That's when I started saying, "thank you."
I must've peppered a few dozen more "thank yous" into my incoherent babbling as he filled me in on the process, and asked me to please not tell anyone but my significant other until the press release went out on Monday.
We said goodbye. Then I got off the phone and cried a little.
When I found out way back in 2013 that my second screenplay was a mere quarterfinalist in the competition for the Nicholl Fellowship, I cried as well. As a fledgling screenwriter, I did not yet know that the industry doesn't really care about quarterfinalists. I probably wouldn't have cared, though. It was my first bit of "official" recognition and it felt great.
Since then, I've written I think ten more feature-length scripts, and probably another twenty short film scripts. I've had a number of those shorts and one feature produced. I have written and published two novels, a book of visual art, and a collection of short stories. I've submitted a lot of my work to a lot of people, and endured a lot of rejection as a result. I have entered a poop-ton of contests, with positive-but-not-dramatic results.
This is not like that.
This is a finalist spot in the freakin' Nicholl.
As the contest put on by the Academy of Motion Pictures (the people who do the Oscars), the Nicholl is the most prestigious of all contests. In less than a month, five Nicholl fellows will be chosen from among the finalists. These fellows will be fêted at a special event, then taken around town and given free bottles of water by a lot of the major Hollywood players. It's a big flippin' deal. Also, it comes with money.

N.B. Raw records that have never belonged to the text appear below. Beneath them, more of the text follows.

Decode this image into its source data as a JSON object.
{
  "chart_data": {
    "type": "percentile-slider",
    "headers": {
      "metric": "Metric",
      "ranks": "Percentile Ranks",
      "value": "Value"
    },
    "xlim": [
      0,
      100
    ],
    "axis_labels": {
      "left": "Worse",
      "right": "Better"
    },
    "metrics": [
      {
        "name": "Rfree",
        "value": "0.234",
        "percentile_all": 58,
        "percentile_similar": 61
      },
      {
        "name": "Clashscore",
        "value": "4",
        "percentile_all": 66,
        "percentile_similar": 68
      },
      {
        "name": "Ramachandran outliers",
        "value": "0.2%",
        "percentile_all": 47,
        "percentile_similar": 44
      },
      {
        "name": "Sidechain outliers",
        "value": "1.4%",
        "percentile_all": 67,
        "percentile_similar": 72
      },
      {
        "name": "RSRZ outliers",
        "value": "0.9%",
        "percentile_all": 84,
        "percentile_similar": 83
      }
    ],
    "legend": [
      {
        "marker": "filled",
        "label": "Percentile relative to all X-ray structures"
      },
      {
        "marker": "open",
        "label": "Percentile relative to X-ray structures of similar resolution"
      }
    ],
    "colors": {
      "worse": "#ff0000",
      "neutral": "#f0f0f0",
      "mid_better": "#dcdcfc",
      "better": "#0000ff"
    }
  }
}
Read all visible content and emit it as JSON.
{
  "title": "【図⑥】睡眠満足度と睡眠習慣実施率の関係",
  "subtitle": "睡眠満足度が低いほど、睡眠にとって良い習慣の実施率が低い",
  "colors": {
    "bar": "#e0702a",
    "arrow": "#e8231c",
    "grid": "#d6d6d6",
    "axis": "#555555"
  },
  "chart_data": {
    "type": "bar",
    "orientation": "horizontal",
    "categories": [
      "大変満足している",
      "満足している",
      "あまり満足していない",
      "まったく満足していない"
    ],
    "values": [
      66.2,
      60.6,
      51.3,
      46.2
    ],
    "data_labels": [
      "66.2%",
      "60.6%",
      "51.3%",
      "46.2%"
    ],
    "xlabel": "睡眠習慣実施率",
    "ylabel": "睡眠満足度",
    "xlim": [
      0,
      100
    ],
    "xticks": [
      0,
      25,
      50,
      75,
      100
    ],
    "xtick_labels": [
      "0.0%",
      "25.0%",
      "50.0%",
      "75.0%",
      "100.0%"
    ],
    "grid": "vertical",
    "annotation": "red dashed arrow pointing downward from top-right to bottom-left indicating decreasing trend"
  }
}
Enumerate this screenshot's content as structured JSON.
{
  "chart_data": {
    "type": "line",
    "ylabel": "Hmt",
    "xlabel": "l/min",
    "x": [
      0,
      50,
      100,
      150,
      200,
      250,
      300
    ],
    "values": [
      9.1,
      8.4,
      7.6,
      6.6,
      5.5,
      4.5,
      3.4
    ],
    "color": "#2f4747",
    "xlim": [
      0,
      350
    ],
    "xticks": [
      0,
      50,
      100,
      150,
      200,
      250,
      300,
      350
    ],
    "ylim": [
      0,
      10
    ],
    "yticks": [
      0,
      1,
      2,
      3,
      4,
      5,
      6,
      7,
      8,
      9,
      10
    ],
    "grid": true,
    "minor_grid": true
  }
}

I look at the glaring faults in the draft I submitted and figure I probably won't win. That hardly matters, though, because Nicholl Finalists are taken seriously. They get read by all the major agencies. There is buzz, and things happen.
It's still a long path to professional screenwriting. But this is a huge milestone, so I'd like to pause and thank a few of the people who've been instrumental in my process:
- My wife, for her complete intolerance of sexism, sentimentality, and comma splices in all of my work.
- My parents, siblings, and son, for their unwavering and enthusiastic support.
- My fellow Olive-Garden-server alum Austin Herring, for reading countless drafts of countless scripts along the way. Austin is my go-to guy for smart, challenging, brutal notes, and deserves a lot of the credit for the sort of writer I am today. As my primary screenwriting mentor, Austin has relentlessly demanded that I be excellent whenever I wanted to settle for "good enough." He also directed my first produced short and feature films. Boom!
- My childhood friend Aaron Harvey, for being the very first one to suggest I try screenwriting, for supporting my work along the way, and for feeding me a steady stream of Hollywood insight and scripts-he-really-shouldn't-be-sharing.
- Ben Joyner, Jacob Kirby, Matt Nunn, and Jared Freeman, four other talented directors who worked with me to get my writing on film in interesting ways that only they could've managed.
- My primary online gurus Scott Myers, John August, Craig Mazin, and Terry Rossio, for offering their accumulated wisdom absolutely free—a welcome antidote to the many predatory, not-particularly-useful "professional gurus" running around out there.
- My many, many other vocal cheerleaders: friends past and present who have inquired about my progress, cheered my successes, and often tangibly supported my film projects over the past few years. It takes a village to raise a screenwriter. Y'all have been my village, and I'm enormously grateful.